Auf unserem ersten Album haben wir zum Beispiel einen Song von „The Cure“ gecovert, und ich erinnere mich, dass wir das alles nur zu unserem eigenen Vergnügen gemacht haben. Wir haben uns nicht gefragt, was Robert Smith davon halten würde. Sonst hätten wir den Song wahrscheinlich nie fertigbekommen.
Was ist aber notwendig auf der rein formalen Ebene, bei Copyright-Fragen?
Libaux: Nichts, weil wir das sogenannte Autorenrecht (Eng: Author’s Right), das Recht am Songwriting, nicht berühren.
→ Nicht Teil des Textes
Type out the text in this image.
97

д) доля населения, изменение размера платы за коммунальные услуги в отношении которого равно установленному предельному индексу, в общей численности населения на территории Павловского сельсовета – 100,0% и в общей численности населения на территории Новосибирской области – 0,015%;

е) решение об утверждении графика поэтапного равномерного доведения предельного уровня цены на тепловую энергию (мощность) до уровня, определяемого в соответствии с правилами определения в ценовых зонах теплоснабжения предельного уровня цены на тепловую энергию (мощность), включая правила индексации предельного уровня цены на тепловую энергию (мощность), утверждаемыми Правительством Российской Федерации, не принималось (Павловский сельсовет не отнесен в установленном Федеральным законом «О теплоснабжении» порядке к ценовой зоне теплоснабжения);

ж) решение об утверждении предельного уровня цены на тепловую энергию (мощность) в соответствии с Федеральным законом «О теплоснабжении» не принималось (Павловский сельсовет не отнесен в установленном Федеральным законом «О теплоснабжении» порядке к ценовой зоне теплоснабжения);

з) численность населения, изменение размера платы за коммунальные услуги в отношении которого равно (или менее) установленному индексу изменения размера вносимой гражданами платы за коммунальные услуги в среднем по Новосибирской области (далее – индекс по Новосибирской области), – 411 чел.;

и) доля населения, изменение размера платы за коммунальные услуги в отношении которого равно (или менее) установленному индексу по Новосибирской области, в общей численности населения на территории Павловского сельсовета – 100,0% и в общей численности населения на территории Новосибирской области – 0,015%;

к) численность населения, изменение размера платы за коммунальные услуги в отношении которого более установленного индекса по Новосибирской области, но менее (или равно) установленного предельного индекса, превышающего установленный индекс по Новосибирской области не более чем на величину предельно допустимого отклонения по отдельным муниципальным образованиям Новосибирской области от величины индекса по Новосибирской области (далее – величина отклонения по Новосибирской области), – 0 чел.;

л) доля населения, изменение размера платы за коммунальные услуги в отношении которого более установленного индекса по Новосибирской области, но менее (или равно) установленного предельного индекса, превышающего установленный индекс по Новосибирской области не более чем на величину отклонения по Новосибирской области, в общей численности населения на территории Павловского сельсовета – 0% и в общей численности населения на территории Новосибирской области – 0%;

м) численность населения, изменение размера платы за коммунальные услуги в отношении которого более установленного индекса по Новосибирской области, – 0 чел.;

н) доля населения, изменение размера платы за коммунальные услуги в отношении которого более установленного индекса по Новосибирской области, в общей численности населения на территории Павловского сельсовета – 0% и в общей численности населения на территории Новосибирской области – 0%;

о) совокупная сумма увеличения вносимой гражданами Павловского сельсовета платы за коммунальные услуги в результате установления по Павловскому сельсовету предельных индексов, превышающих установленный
Das heißt auch, wenn der Song in unserer Version im Radio oder im TV läuft gehen 100 Prozent der Tantiemen an den Original-Künstler.
Und woran verdienen Sie?
Libaux: Wir verdienen nur am Verkauf der Platten und an den Konzerten.
Wie ist es bei Werbung?
Libaux: Wenn ein Song für eine Werbung zum Beispiel im Fernsehen verwendet wird, dann bekommen wir einen prozentualen Anteil, das wird dann mit dem jeweiligen Original-Publisher ausgehandelt.
Gibt es theoretisch eine Möglichkeit, für einen Original-Interpreten, Ihnen eine Coverversion zu untersagen?
Libaux: Es gibt ein Risiko, ja, das kann passieren. Wenn ein Künstler wirklich sauer ist und uns verklagen will…
Doch das geschieht offenbar alles im Nachhinein. Vorher fragt man nicht.
Libaux: Wir haben darüber nachgedacht, ganz am Anfang. Und wir kamen zu dem Schluss: Wenn wir das tun müssten, jeden Original-Künstler und Verlag um eine Erlaubnis zu bitten, dann würde kein einziges Nouvelle Vague-Album existieren. Weil das wahrscheinlich zehn Jahre brauchen würde. Sie können sich das nicht vorstellen, wie schwierig das ist. Viele der Songs der damaligen Zeit sind Teil von Rechtekatalogen, die erst von hier nach da verkauft wurden, dann wieder dorthin – da kann es passieren, dass Sie am Ende niemanden finden, der weiß, wer jetzt für diesen einen Song zuständig ist.
Wir haben einen Song von "The Cure" gecovert. Wir haben uns aber nicht gefragt, was Robert Smith davon halten würde.
Aber normalerweise müssten Sie fragen?
Libaux: Das hängt vom Land ab. In Frankreich kannst du jeden Song covern, den du willst. Der einzige Punkt ist, und das ist sehr wichtig, dass du den Originalkünstler angibst und respektvoll mit seinem Werk umgehst, dass du die Melodie respektierst und die Texte. Also verändern wir alles, außer die Melodie und den Text. Und wir sind sehr respektvoll dem Künstler gegenüber.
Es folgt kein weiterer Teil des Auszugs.